IOAudioEngine expects the chip driver to maintain a DMA ring buffer from which samples are fed to the playback channel. The driver today uses a 128KB buffer, which is enough for about 680 milliseconds using a 48KHz sample rate. The chip driver is expected to provide the following functions
Thanks for the quick reply. Yes, I'd (and maybe others too) like to hear the long answer.
- report an interrupt every time the buffer wraps around.
- report an accurate position of the DMA transfer pointer whenever IOAudioEngine asks for it.
IOAudioEngine reports three parameters to the user-clients via shared memory
- The number of times the buffer has wrapped around since playback started.
- A timestamp of the last time the buffer wrapped around (based on mach_absolute_time() - this is a nanosecond counter based on the TSC).
- The last position of the erase head.
The ES137x chipset supports both needed features - generating interrupts and reporting a DMA pointer.
And now for the reason this doesn't work.... [are you ready?]
VMware doesn't emulate the ES137x's DMA pointer
I suspect the reason they don't is because they can't. They probably pass the buffer on to the host's audio driver and tell it how many samples to play. They can't tell where the DMA pointer is exacly, but they can generate interrupts in the guest whenever the sample counter completes. So what they do instead is
- When the channel is off, the DMA pointer is always reported as zero.

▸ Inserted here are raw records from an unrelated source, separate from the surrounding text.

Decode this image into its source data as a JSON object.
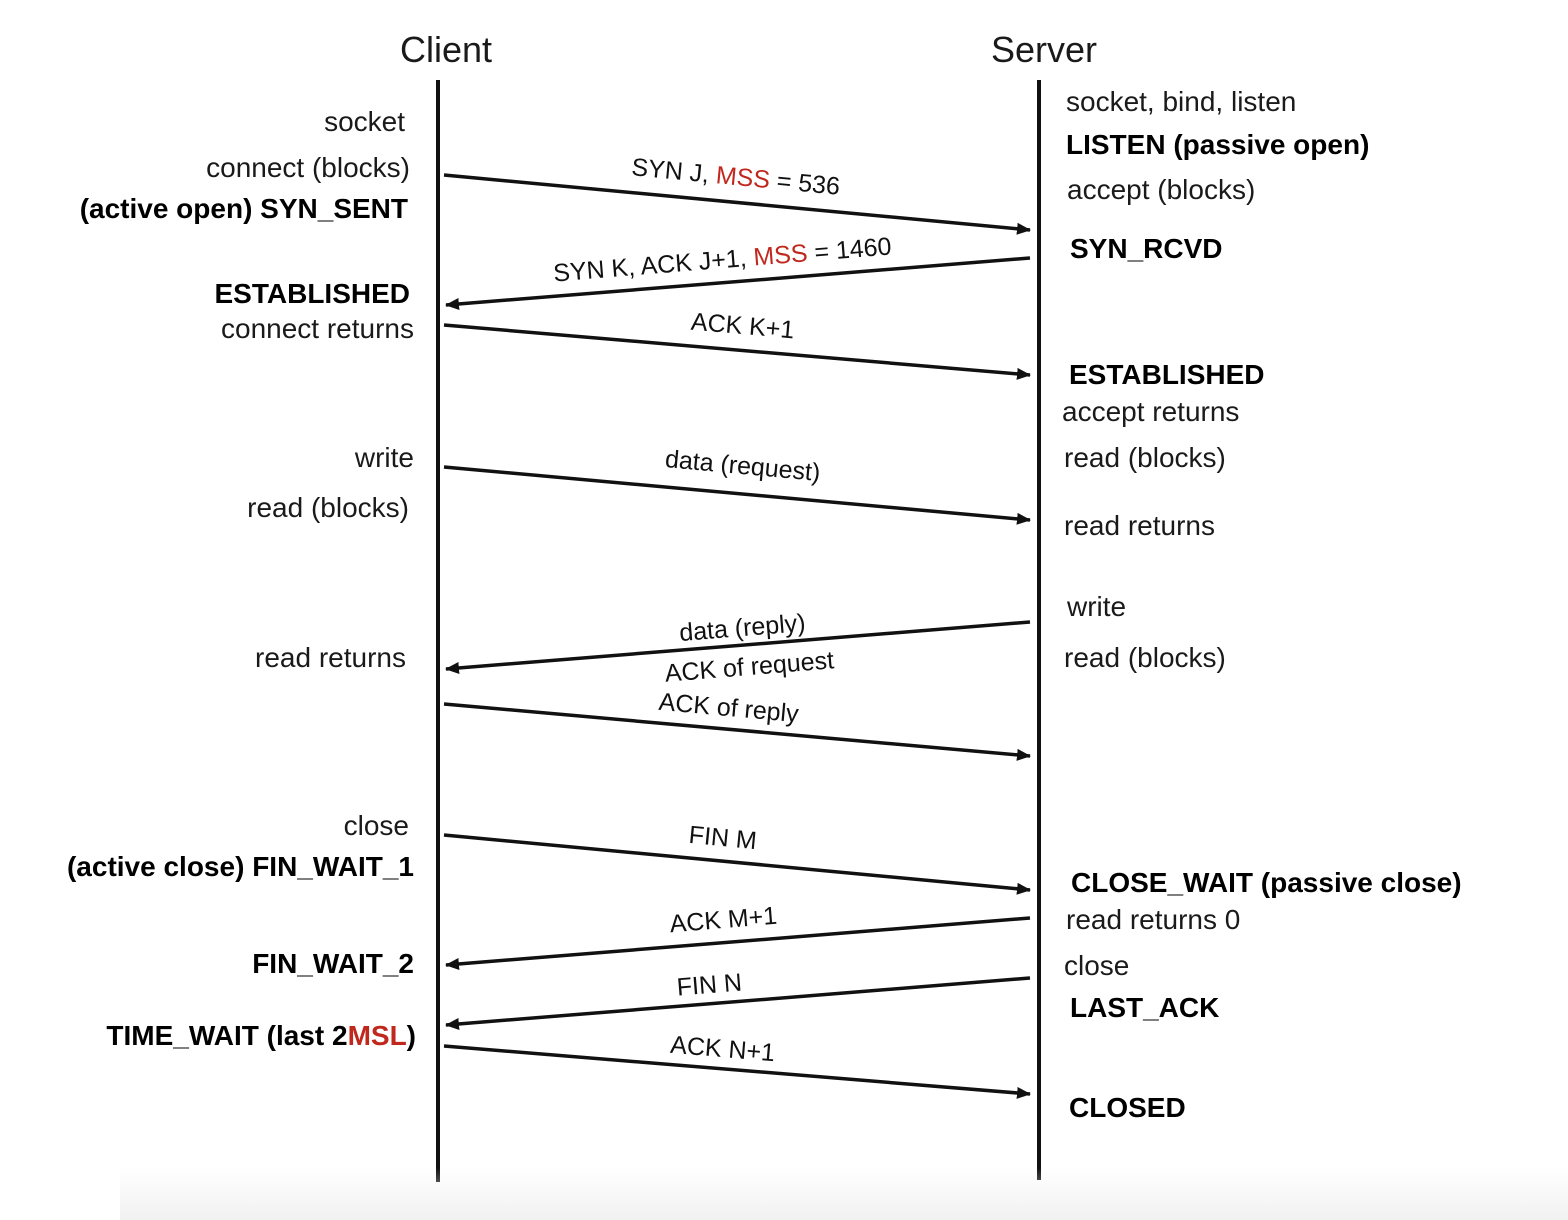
{
  "colors": {
    "ink": "#111111",
    "accent": "#c0281e",
    "background": "#ffffff"
  },
  "lanes": {
    "client": "Client",
    "server": "Server"
  },
  "client_notes": {
    "socket": "socket",
    "connect_blocks": "connect (blocks)",
    "active_open_pre": "(active open) ",
    "syn_sent": "SYN_SENT",
    "established": "ESTABLISHED",
    "connect_returns": "connect returns",
    "write": "write",
    "read_blocks": "read (blocks)",
    "read_returns": "read returns",
    "close": "close",
    "active_close_pre": "(active close) ",
    "fin_wait_1": "FIN_WAIT_1",
    "fin_wait_2": "FIN_WAIT_2",
    "time_wait_pre": "TIME_WAIT (last 2",
    "time_wait_msl": "MSL",
    "time_wait_post": ")"
  },
  "server_notes": {
    "socket_bind_listen": "socket, bind, listen",
    "listen": "LISTEN (passive open)",
    "accept_blocks": "accept (blocks)",
    "syn_rcvd": "SYN_RCVD",
    "established": "ESTABLISHED",
    "accept_returns": "accept returns",
    "read_blocks": "read (blocks)",
    "read_returns": "read returns",
    "write": "write",
    "read_blocks_2": "read (blocks)",
    "close_wait": "CLOSE_WAIT (passive close)",
    "read_returns_0": "read returns 0",
    "close": "close",
    "last_ack": "LAST_ACK",
    "closed": "CLOSED"
  },
  "messages": {
    "syn_j_pre": "SYN J, ",
    "syn_j_mss": "MSS",
    "syn_j_post": " = 536",
    "syn_k_pre": "SYN K, ACK J+1, ",
    "syn_k_mss": "MSS",
    "syn_k_post": " = 1460",
    "ack_k1": "ACK K+1",
    "data_request": "data (request)",
    "data_reply": "data (reply)",
    "ack_of_request": "ACK of request",
    "ack_of_reply": "ACK of reply",
    "fin_m": "FIN M",
    "ack_m1": "ACK M+1",
    "fin_n": "FIN N",
    "ack_n1": "ACK N+1"
  }
}
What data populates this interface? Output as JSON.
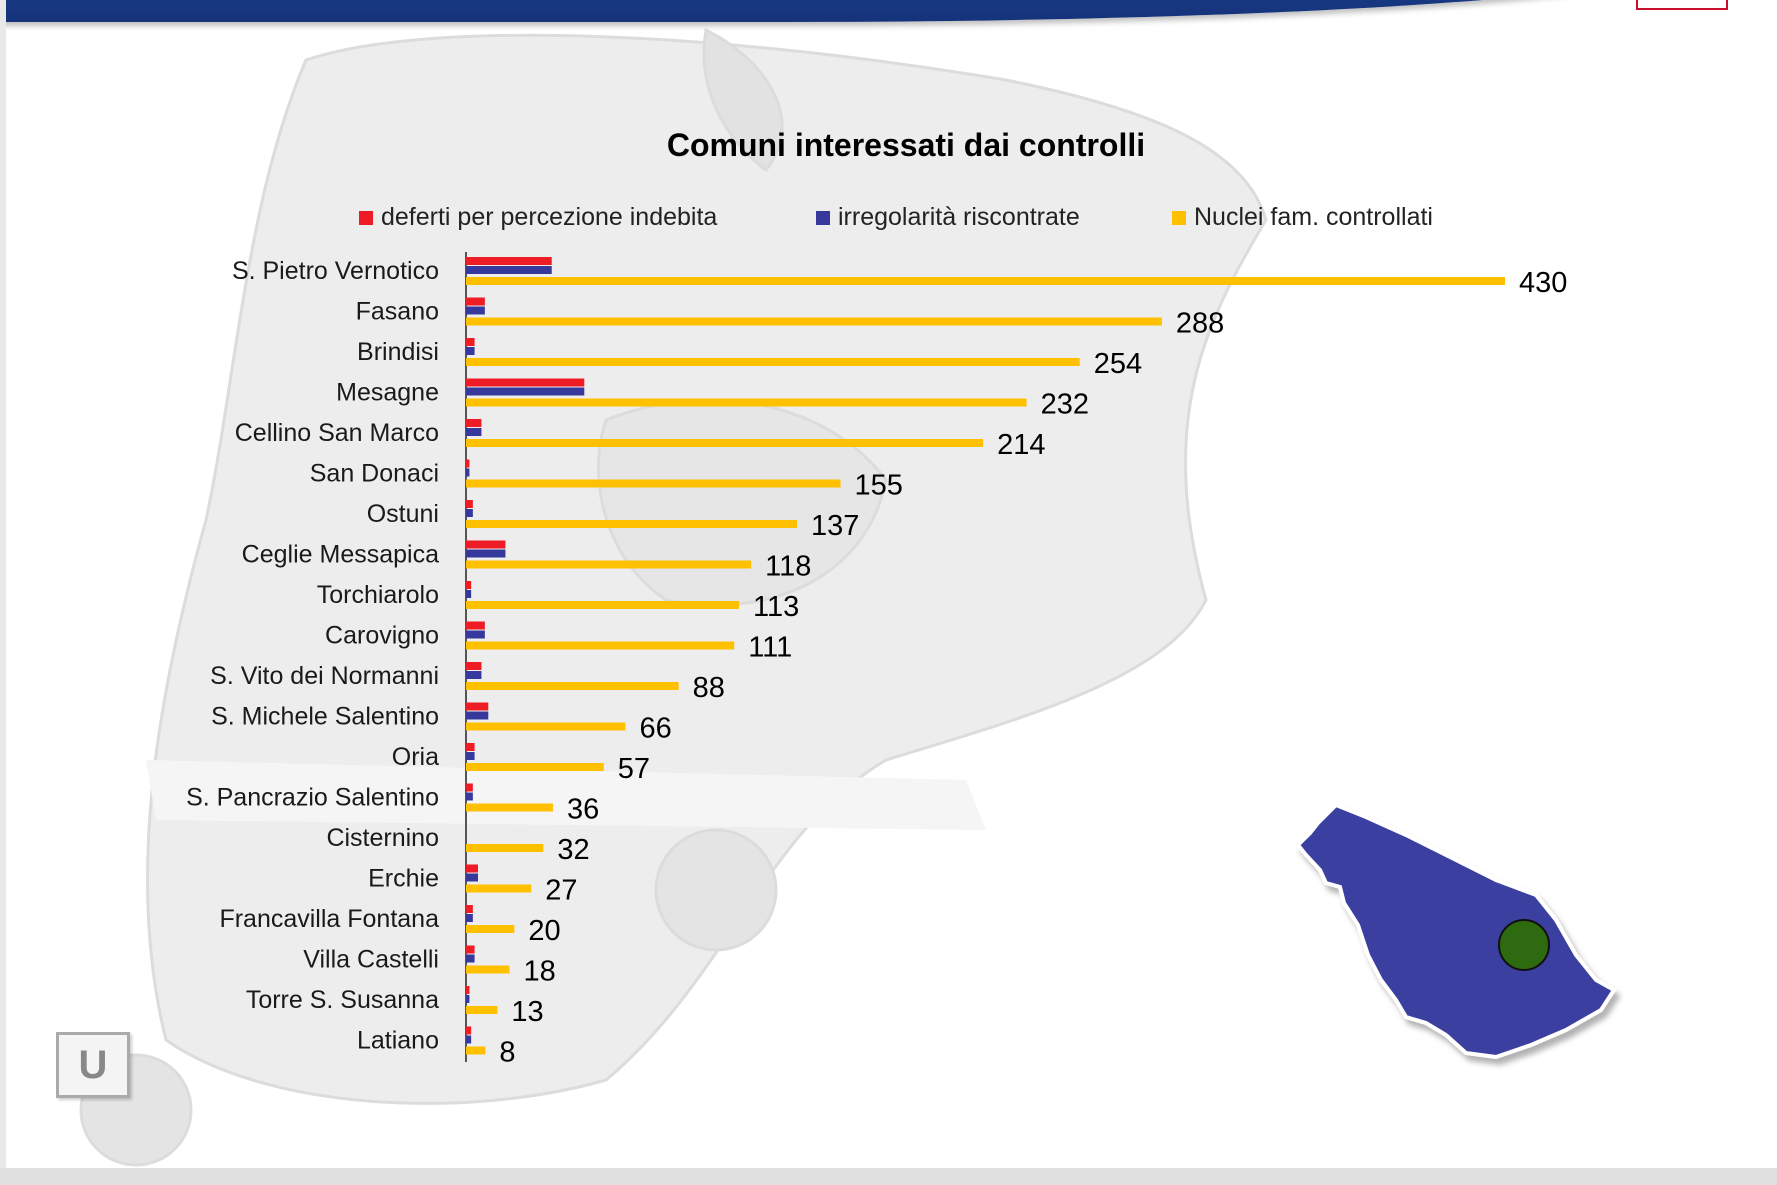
{
  "chart_data": {
    "type": "bar",
    "orientation": "horizontal",
    "title": "Comuni interessati dai controlli",
    "categories": [
      "S. Pietro Vernotico",
      "Fasano",
      "Brindisi",
      "Mesagne",
      "Cellino San Marco",
      "San Donaci",
      "Ostuni",
      "Ceglie Messapica",
      "Torchiarolo",
      "Carovigno",
      "S. Vito dei Normanni",
      "S. Michele Salentino",
      "Oria",
      "S. Pancrazio Salentino",
      "Cisternino",
      "Erchie",
      "Francavilla Fontana",
      "Villa Castelli",
      "Torre S. Susanna",
      "Latiano"
    ],
    "series": [
      {
        "name": "deferti per percezione indebita",
        "color": "#ee1c25",
        "values": [
          50,
          11,
          5,
          69,
          9,
          2,
          4,
          23,
          3,
          11,
          9,
          13,
          5,
          4,
          0,
          7,
          4,
          5,
          2,
          3
        ]
      },
      {
        "name": "irregolarità riscontrate",
        "color": "#36399b",
        "values": [
          50,
          11,
          5,
          69,
          9,
          2,
          4,
          23,
          3,
          11,
          9,
          13,
          5,
          4,
          0,
          7,
          4,
          5,
          2,
          3
        ]
      },
      {
        "name": "Nuclei fam. controllati",
        "color": "#ffc000",
        "values": [
          430,
          288,
          254,
          232,
          214,
          155,
          137,
          118,
          113,
          111,
          88,
          66,
          57,
          36,
          32,
          27,
          20,
          18,
          13,
          8
        ]
      }
    ],
    "data_labels_series": "Nuclei fam. controllati",
    "xlim": [
      0,
      430
    ],
    "legend_position": "top",
    "grid": false
  },
  "map": {
    "region_color": "#3a3fa0",
    "marker_color": "#2e6b10"
  },
  "colors": {
    "header_band": "#1c3f8f",
    "background": "#ffffff"
  }
}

- When the channel is on, they report the last known value for the pointer when an interrupt fires. This value stays the same until the next interrupt or until the channel is turned off.
The first version (1.0.0) used a 64K buffer, the DMA pointer always stayed at zero. This means the erase head never got run, and the user-clients had no advance notification that any part of the buffer has already been played and can be refilled.
It's possible to increase the number of interrupts per buffer from the host with "pciSound.DAC2InterruptPerSec". For version 1.0.0, this caused the driver to report every interrupt up the stack, which isn't what the user-clients expect. The current version 1.0.1 always reports one interrupt per buffer up the stack, but multiple interrupt per buffer will cause the DMA pointer to have a correct value at a higher frequency per buffer. In theory, higher values of the number of interrupts per buffer should make the driver resemble an accurate DMA pointer more closely, but for some reason I can't figure out this doesn't work. If I increase the number of interrupt per buffer from 2 to 4, 8 or 16 things start getting worse.
There are still some other things that can be tried
- Even at multiple interrupts per buffer, IOAudioEngine always runs its erase head 4 times per buffer. This means there can be a delay of up to a quarter-buffer between the time the interrupt is fired and the time IOAudioEngine performs the erasure. This means that the time window the user-clients have for detecting the erasure after an interrupt can be reduced down from half a buffer to as little as about a quarter of a buffer. One thing that can be done is to try to browbeat IOAudioEngine into running its erase-head "immediately" after an interrupt instead of on a timer. Due to the way AppleAC97Audio is designed, this requires some non-trivial redesigning of the code, or some ugly hacks. Accomplishing this can make sure that user-clients have about a half-buffer of advance notice to fill the buffer.
- IOAudioEngine and IOAudioEngineUserClient have functions for helping the user-clients do their timing performClientOutput and calculateSampleTimeout. I haven't taken a good look at those. There might be a way to help prod the user-client into refilling the buffer sooner.
Ultimately the stuttering is caused by user-clients falling behind when filling the buffer. The duration of an audio sample is about 20 microseconds. Since the CPU/RAM system is about 4 orders of magnitude faster than that, once the user-client gets some CPU time, it quickly makes up the lag. That's why these imperfections sound the way they do - short and random. The goal is to get the user-client not to fall behind at all.
There's another issue - I'm testing the driver on a dual-core with hardware virtualization, and I'm not really hearing any stuttering at all anymore. I suspect people still hearing it are using software virtualization - although I can't be sure. The problem is that in order to test if modifications I make are helping, I need a machine that can reliably reproduce the problem, and I don't have one.